Durante la proyección, más de una vez perdí la pista de los diálogos por quedarme pensando en que, aunque sean muy distintos los contextos y factores involucrados, me pareció encontrar ciertos hilos comunes entre la vida de Arthur Fleck (el personaje que, después de una acumulación de traiciones y desencantos, se vuelca en un alter-ego –el cual, tragicómicamente, termina encarnando al “Guasón”, un comediante frustrado que no buscará ya desvivirse para hacer brotar en su público la risa fácil como alivio–) y la vida del, a su modo, también malogrado estadista austro-alemán Adolph Hitler, el cuál desarrolló asimismo un alter-ego (mesiánico el suyo) en el rol de führerdel Tercer Reich.

¿Qué tienen en común las vicisitudes del Joker y las de Hitler? Enlistaré a continuación una salpicada semblanza de instancias en el devenir del dictador alemán y usted, si gusta, lleve a cabo las comparaciones pertinentes (si es que las hubiera) con el personaje ficticio del Guasón.

  • Aunque, de joven, Adolf Hitler consideraba que su futuro estaba en la pintura o en la arquitectura, no logró ser admitido en la Academia de Bellas Artes de Viena y eso lo hizo sufrir una gran decepción e impotencia.
  • Después de la muerte de su madre, con quien vivía en Linz y a quien acompañó en su agonía, Hitler se mudó a Viena y con dificultades pudo sobrevivir en trabajos diversos (tal vez sufriendo abusos por parte de personas mezquinas y usureras); llegó a ser desalojado de su apartamento y tuvo que vivir en un hostal y recurrir a comedores de indigentes (allí estaría en contacto con algunas minorías étnicas, respecto de las cuales tal vez quiso desmarcarse desde entonces).

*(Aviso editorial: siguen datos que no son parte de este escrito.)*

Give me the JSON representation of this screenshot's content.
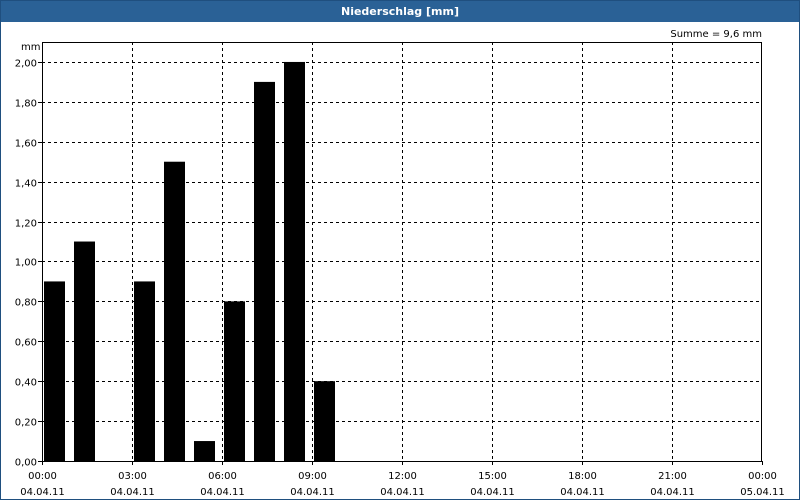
{
  "window": {
    "title": "Niederschlag [mm]"
  },
  "chart_data": {
    "type": "bar",
    "title": "Niederschlag [mm]",
    "ylabel": "mm",
    "annotation": "Summe = 9,6 mm",
    "ylim": [
      0,
      2.1
    ],
    "yticks": [
      "0,00",
      "0,20",
      "0,40",
      "0,60",
      "0,80",
      "1,00",
      "1,20",
      "1,40",
      "1,60",
      "1,80",
      "2,00"
    ],
    "xlim_hours": [
      0,
      24
    ],
    "xticks": [
      {
        "time": "00:00",
        "date": "04.04.11"
      },
      {
        "time": "03:00",
        "date": "04.04.11"
      },
      {
        "time": "06:00",
        "date": "04.04.11"
      },
      {
        "time": "09:00",
        "date": "04.04.11"
      },
      {
        "time": "12:00",
        "date": "04.04.11"
      },
      {
        "time": "15:00",
        "date": "04.04.11"
      },
      {
        "time": "18:00",
        "date": "04.04.11"
      },
      {
        "time": "21:00",
        "date": "04.04.11"
      },
      {
        "time": "00:00",
        "date": "05.04.11"
      }
    ],
    "grid": true,
    "bar_color": "#000000",
    "series": [
      {
        "x_hours": [
          0,
          1,
          2,
          3,
          4,
          5,
          6,
          7,
          8,
          9
        ],
        "values": [
          0.9,
          1.1,
          0.0,
          0.9,
          1.5,
          0.1,
          0.8,
          1.9,
          2.0,
          0.4
        ]
      }
    ]
  }
}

    • No tuvo más opción que aceptar ser enrolado para la Primera Guerra Mundial. En el ámbito militar, si bien algo enclenque, Hitler fue considerado como un soldado “correcto”; sin embargo, según se informa, era impopular entre sus compañeros debido a una actitud poco crítica (¿fanática?) hacia los superiores. ¿Y sus lazos emotivos con el exterior? Se rumoró también que nunca recibía cartas o presentes de amigos o familiares.
    • Casi al final de la guerra, estuvo temporalmente ciego por haber quedado atrapado en un tanque británico de gas tóxico. Fue tratado por un médico militar y por un psiquiatra, quien diagnosticó que el cabo –rango militar alcanzado por Hitler en ese entonces– era “incompetente para comandar gente” y, además, “peligrosamente psicótico”.

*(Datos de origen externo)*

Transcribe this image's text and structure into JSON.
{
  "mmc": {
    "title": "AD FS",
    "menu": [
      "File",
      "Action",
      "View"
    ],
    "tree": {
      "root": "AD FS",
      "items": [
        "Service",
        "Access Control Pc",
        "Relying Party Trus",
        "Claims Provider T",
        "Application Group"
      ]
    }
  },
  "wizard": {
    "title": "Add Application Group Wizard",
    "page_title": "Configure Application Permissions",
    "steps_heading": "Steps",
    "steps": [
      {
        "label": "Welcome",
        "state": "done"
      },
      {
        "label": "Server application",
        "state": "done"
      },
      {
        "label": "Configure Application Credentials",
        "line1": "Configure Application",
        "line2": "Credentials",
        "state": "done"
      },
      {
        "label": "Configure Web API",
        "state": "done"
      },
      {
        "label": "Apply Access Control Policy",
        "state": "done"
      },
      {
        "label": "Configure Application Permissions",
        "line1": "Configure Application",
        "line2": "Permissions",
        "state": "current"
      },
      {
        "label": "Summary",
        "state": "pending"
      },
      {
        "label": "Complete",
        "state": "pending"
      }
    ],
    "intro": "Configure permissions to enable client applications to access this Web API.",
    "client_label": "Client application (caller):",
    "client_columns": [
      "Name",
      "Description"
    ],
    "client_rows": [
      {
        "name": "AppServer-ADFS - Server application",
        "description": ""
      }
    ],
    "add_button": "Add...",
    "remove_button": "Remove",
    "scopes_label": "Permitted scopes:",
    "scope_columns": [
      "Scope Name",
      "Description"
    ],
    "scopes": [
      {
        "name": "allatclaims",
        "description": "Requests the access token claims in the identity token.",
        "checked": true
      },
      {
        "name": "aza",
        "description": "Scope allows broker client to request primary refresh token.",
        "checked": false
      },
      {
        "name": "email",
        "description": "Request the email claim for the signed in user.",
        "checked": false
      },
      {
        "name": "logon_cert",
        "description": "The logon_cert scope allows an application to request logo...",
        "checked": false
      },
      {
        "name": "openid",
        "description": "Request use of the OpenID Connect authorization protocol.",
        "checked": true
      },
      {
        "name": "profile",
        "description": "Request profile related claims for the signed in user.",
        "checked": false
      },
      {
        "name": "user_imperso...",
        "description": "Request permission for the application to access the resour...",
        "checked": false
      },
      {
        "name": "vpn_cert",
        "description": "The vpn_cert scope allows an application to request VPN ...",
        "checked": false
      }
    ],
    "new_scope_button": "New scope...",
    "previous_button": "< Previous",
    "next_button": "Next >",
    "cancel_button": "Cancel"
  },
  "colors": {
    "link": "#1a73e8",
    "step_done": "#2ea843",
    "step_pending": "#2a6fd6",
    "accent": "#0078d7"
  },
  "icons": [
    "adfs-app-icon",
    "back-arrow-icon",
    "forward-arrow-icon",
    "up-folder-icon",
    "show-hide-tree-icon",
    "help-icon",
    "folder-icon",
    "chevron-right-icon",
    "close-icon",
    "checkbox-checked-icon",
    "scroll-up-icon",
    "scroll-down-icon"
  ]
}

  • Hitler llegó a expresar que, de niño, era azotado a menudo por su padre.
    • Sin dinero ni amigos o familiares cercanos, al terminar la guerra permaneció en el ejército y empezó a involucrarse en tareas “políticas”. Hitler se convirtió en un espía militar, investigó a los diversos grupos socialistas que estaban naciendo en toda Alemania. También participó como oficial educador en el «pensamiento nacional», cursos organizados por el Departamento de Educación y Propaganda. La principal tarea de las pesquisas de Adolf era erradicar “ideas peligrosas” como la democracia o el socialismo. Un objetivo clave era crear chivos expiatorios para justificar la derrota alemana durante la Primera Guerra Mundial; los proyectaron, como se sabe, en el judaísmo internacional, los comunistas y los políticos liberales.

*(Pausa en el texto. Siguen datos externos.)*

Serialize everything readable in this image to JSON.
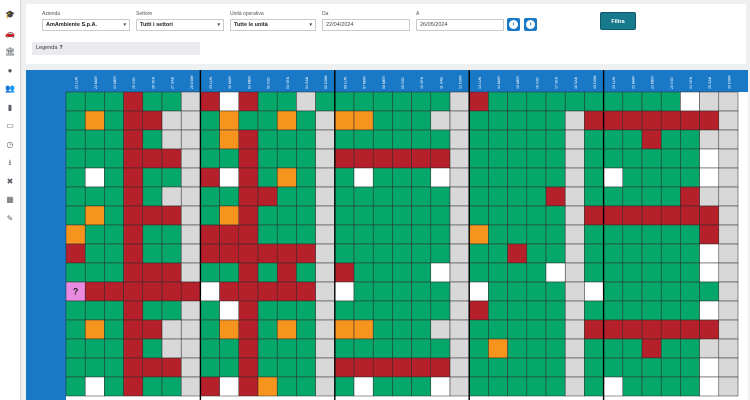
{
  "sidebar": {
    "icons": [
      "graduation-cap-icon",
      "car-icon",
      "bank-icon",
      "globe-icon",
      "users-icon",
      "id-card-icon",
      "credit-card-icon",
      "clock-icon",
      "download-icon",
      "tools-icon",
      "calendar-icon",
      "wrench-icon"
    ]
  },
  "filters": {
    "azienda": {
      "label": "Azienda",
      "value": "AmAmbiente S.p.A."
    },
    "settore": {
      "label": "Settore",
      "value": "Tutti i settori"
    },
    "unita": {
      "label": "Unità operativa",
      "value": "Tutte le unità"
    },
    "da": {
      "label": "Da",
      "value": "22/04/2024"
    },
    "a": {
      "label": "A",
      "value": "26/05/2024"
    },
    "filtra_label": "Filtra"
  },
  "legend": {
    "label": "Legenda",
    "help": "?"
  },
  "colors": {
    "blue": "#1a79c7",
    "green": "#06a76a",
    "red": "#b5202a",
    "orange": "#f7941d",
    "grey": "#d8d8d8",
    "white": "#ffffff",
    "pink": "#e88be0"
  },
  "calendar": {
    "day_headers": [
      "22 LUN",
      "23 MAR",
      "24 MER",
      "25 GIO",
      "26 VEN",
      "27 SAB",
      "28 DOM",
      "29 LUN",
      "30 MAR",
      "01 MER",
      "02 GIO",
      "03 VEN",
      "04 SAB",
      "05 DOM",
      "06 LUN",
      "07 MAR",
      "08 MER",
      "09 GIO",
      "10 VEN",
      "11 SAB",
      "12 DOM",
      "13 LUN",
      "14 MAR",
      "15 MER",
      "16 GIO",
      "17 VEN",
      "18 SAB",
      "19 DOM",
      "20 LUN",
      "21 MAR",
      "22 MER",
      "23 GIO",
      "24 VEN",
      "25 SAB",
      "26 DOM"
    ],
    "legend_codes": {
      "G": "green",
      "R": "red",
      "O": "orange",
      "L": "grey",
      "W": "white",
      "P": "pink"
    },
    "unknown_marker": "?",
    "rows": [
      "GGGRGGLRWRGGLGGGGGGGLRGGGGGGGGGGWLL",
      "GOGRRLLGOGGOGLOOGGGLLGGGGGLRRRRRRRLL",
      "GGGRGLLGORGGGLGGGGGGLGGGGGLGGGRGGLL",
      "GGGRRRLGGRGGGLRRRRRRLGGGGGLGGGGGGWL",
      "GWGRGGLRWRGOGLGWGGGWLGGGGGLGWGGGGWL",
      "GGGRGLLGGRRGGLGGGGGGLGGGGRLGGGGGRLL",
      "GOGRRRLGORGGGLGGGGGGLGGGGGLRRRRRRRL",
      "OGGRGGLRRRGGGLGGGGGGLOGGGGLGGGGGGRL",
      "RGGRGGLRRRRRRLGGGGGGLGGRGGLGGGGGGWL",
      "GGGRRRLGGRGRGLRGGGGWLGGGGWLGGGGGGWL",
      "PRRRRRRWRRRRRLWGGGGGLWGGGGLWGGGGGGL",
      "GGGRGGLGWRGGGLGGGGGGLRGGGGLGGGGGGWL",
      "GOGRRLLGORGOGLOOGGGLLGGGGGLRRRRRRRLL",
      "GGGRGLLGGRGGGLGGGGGGLGOGGGLGGGRGGLL",
      "GGGRRRLGGRGGGLRRRRRRLGGGGGLGGGGGGWL",
      "GWGRGGLRWROGGLGWGGGWLGGGGGLGWGGGGWL"
    ]
  }
}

    • La figura de Hitler fue cobrando más y más protagonismo, se involucró de tiempo completo en las actividades del partido para perfilar con nitidez el matiz ideológico necesario para justificar el régimen en ascenso. Hitler fue, pues, empoderado durante un período de crisis económica, social y política. Como líder de su partido y alentado por el rápido crecimiento de su influencia, se asumió como impulsor de la supremacía de la raza aria y empezó a idear obsesivamente la extensión de su poderío (lo que, en términos de megalomanía, casi nunca tiene límites sensatos).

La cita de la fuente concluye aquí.